11. Running Docker on Mac

Chapter 11 of 15 · 15 min

Docker Desktop for Mac does not have GPU passthrough to containers. This is not a bug—it is a fundamental limitation of the virtualization layer Docker Desktop uses on macOS. If you need GPU-accelerated inference inside a Docker container on a Mac, you need to use --platform linux/amd64 and accept that the inference will run on CPU only, or you need to run the container outside the VM entirely, which is complex.

Docker with Ollama:

# Pull and run Ollama in a container (CPU only—Metal not available)
docker run -d --name ollama \
  -p 11434:11434 \
  -v ollama_data:/root/.ollama \
  ollama/ollama

# Attach to the container and run a model
docker exec -it ollama ollama run llama3.2:3b

This works but the inference runs on the Docker VM's CPU cores.

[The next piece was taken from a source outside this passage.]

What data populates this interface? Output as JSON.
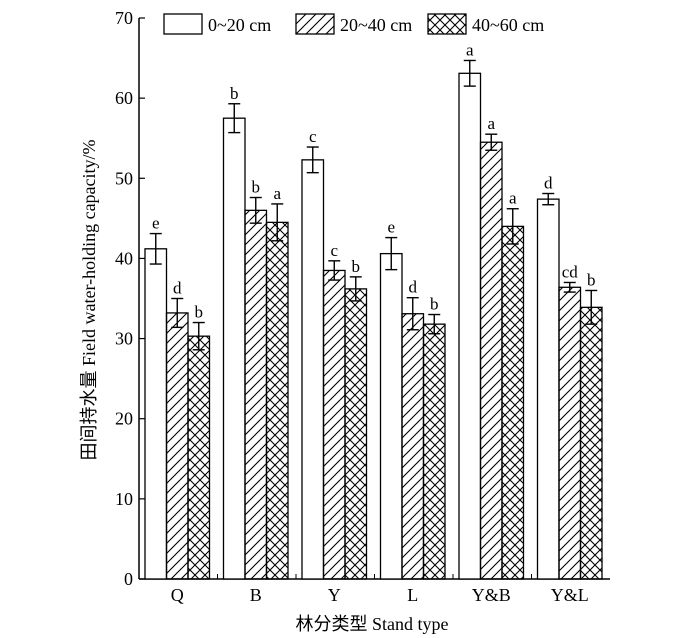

Metal is not passed through, so GPU acceleration is absent. For a 3B model this is not terrible; for a 7B model you will notice the difference immediately.

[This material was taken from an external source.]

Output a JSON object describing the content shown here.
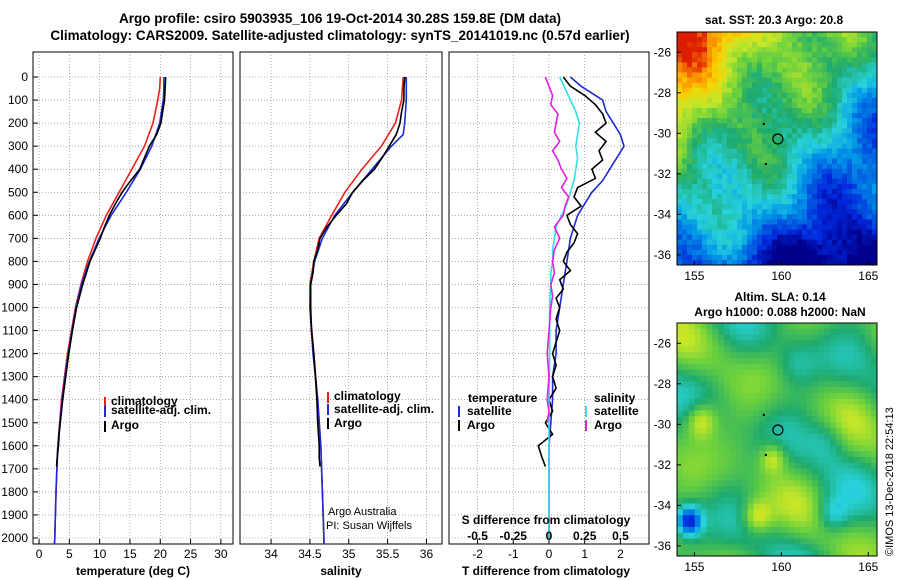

The actual Metal passthrough situation for Docker on macOS: no native path exists. The Docker VM runs Linux in a hypervisor, and Metal is a macOS framework. They do not communicate.

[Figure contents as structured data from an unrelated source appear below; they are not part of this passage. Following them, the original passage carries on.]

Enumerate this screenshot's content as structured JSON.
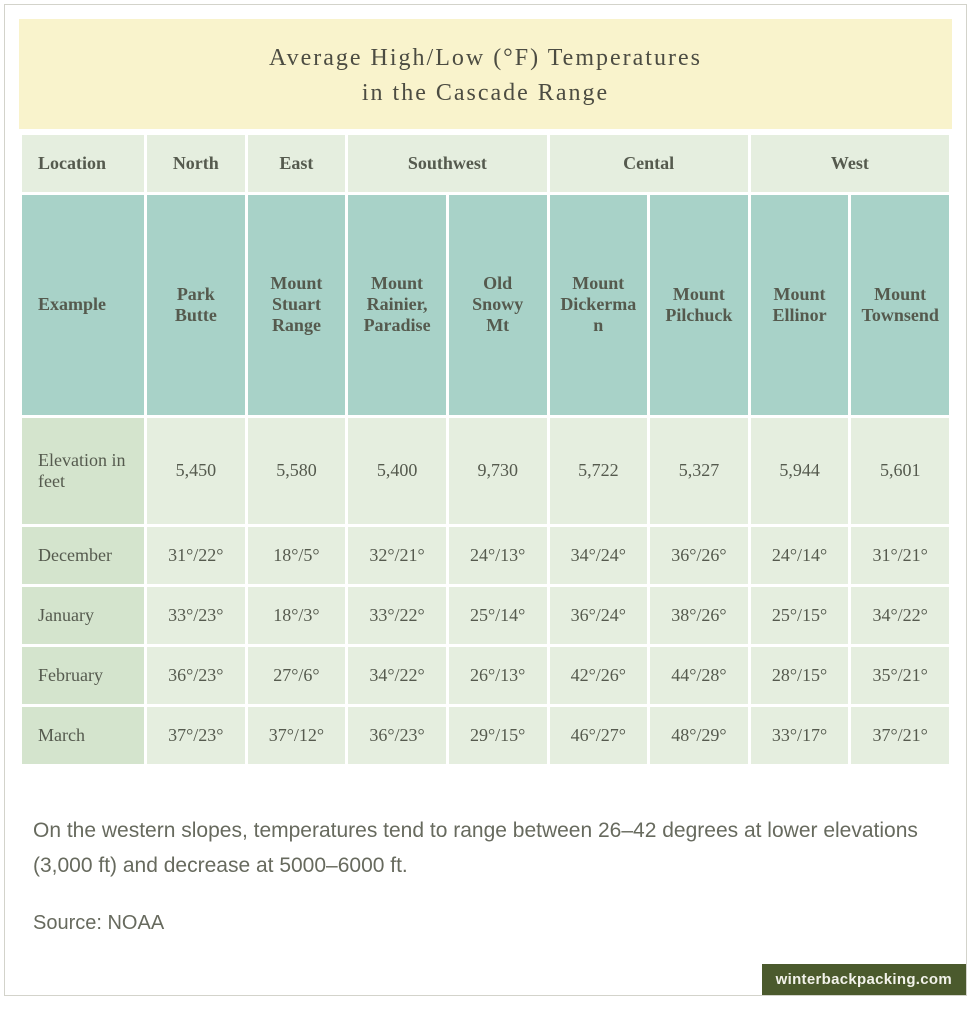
{
  "title_line1": "Average High/Low (°F) Temperatures",
  "title_line2": "in the Cascade Range",
  "colors": {
    "title_bg": "#f9f3cc",
    "header_light": "#e5eedf",
    "header_teal": "#a8d2c8",
    "row_label_bg": "#d4e4cd",
    "cell_bg": "#e5eedf",
    "text": "#555a4e",
    "footnote_text": "#676a5e",
    "brand_bg": "#4b5a2d",
    "brand_text": "#f2f2ea",
    "card_border": "#d3d3cb"
  },
  "location_row": {
    "label": "Location",
    "groups": [
      {
        "name": "North",
        "span": 1
      },
      {
        "name": "East",
        "span": 1
      },
      {
        "name": "Southwest",
        "span": 2
      },
      {
        "name": "Cental",
        "span": 2
      },
      {
        "name": "West",
        "span": 2
      }
    ]
  },
  "example_row": {
    "label": "Example",
    "examples": [
      "Park Butte",
      "Mount Stuart Range",
      "Mount Rainier, Paradise",
      "Old Snowy Mt",
      "Mount Dickerman",
      "Mount Pilchuck",
      "Mount Ellinor",
      "Mount Townsend"
    ]
  },
  "rows": [
    {
      "label": "Elevation in feet",
      "cells": [
        "5,450",
        "5,580",
        "5,400",
        "9,730",
        "5,722",
        "5,327",
        "5,944",
        "5,601"
      ],
      "kind": "elev"
    },
    {
      "label": "December",
      "cells": [
        "31°/22°",
        "18°/5°",
        "32°/21°",
        "24°/13°",
        "34°/24°",
        "36°/26°",
        "24°/14°",
        "31°/21°"
      ]
    },
    {
      "label": "January",
      "cells": [
        "33°/23°",
        "18°/3°",
        "33°/22°",
        "25°/14°",
        "36°/24°",
        "38°/26°",
        "25°/15°",
        "34°/22°"
      ]
    },
    {
      "label": "February",
      "cells": [
        "36°/23°",
        "27°/6°",
        "34°/22°",
        "26°/13°",
        "42°/26°",
        "44°/28°",
        "28°/15°",
        "35°/21°"
      ]
    },
    {
      "label": "March",
      "cells": [
        "37°/23°",
        "37°/12°",
        "36°/23°",
        "29°/15°",
        "46°/27°",
        "48°/29°",
        "33°/17°",
        "37°/21°"
      ]
    }
  ],
  "footnote": "On the western slopes, temperatures tend to range between 26–42 degrees at lower elevations (3,000 ft) and decrease at 5000–6000 ft.",
  "source": "Source: NOAA",
  "brand": "winterbackpacking.com"
}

For GPU-accelerated Docker workloads on Mac, the practical options are:

  1. Run Ollama or MLX directly on the host (Chapter 3), not in a container
  2. Use a Linux VM with GPU passthrough (requires compatible hardware and is beyond macOS support)
  3. Use container pre-building on a GPU machine and deploy the compiled artifacts to macOS for host-side inference

The most common failure is running a Docker container and getting GPU errors when the user expected Metal to be available. It is not. This is documented but easy to miss.

# Check if Docker sees any GPU devices
docker run --rm --gpus all nvidia/cuda:12.0-base-ubuntu22.04 nvidia-smi
# On macOS this will fail: Error response from daemon: Unknown option --gpus
# Because GPU passthrough is not supported
EXERCISE

Run Ollama both directly on the host and inside a Docker container. Compare tokens per second for the same model on the same hardware. The host run should be 3–10× faster due to Metal availability.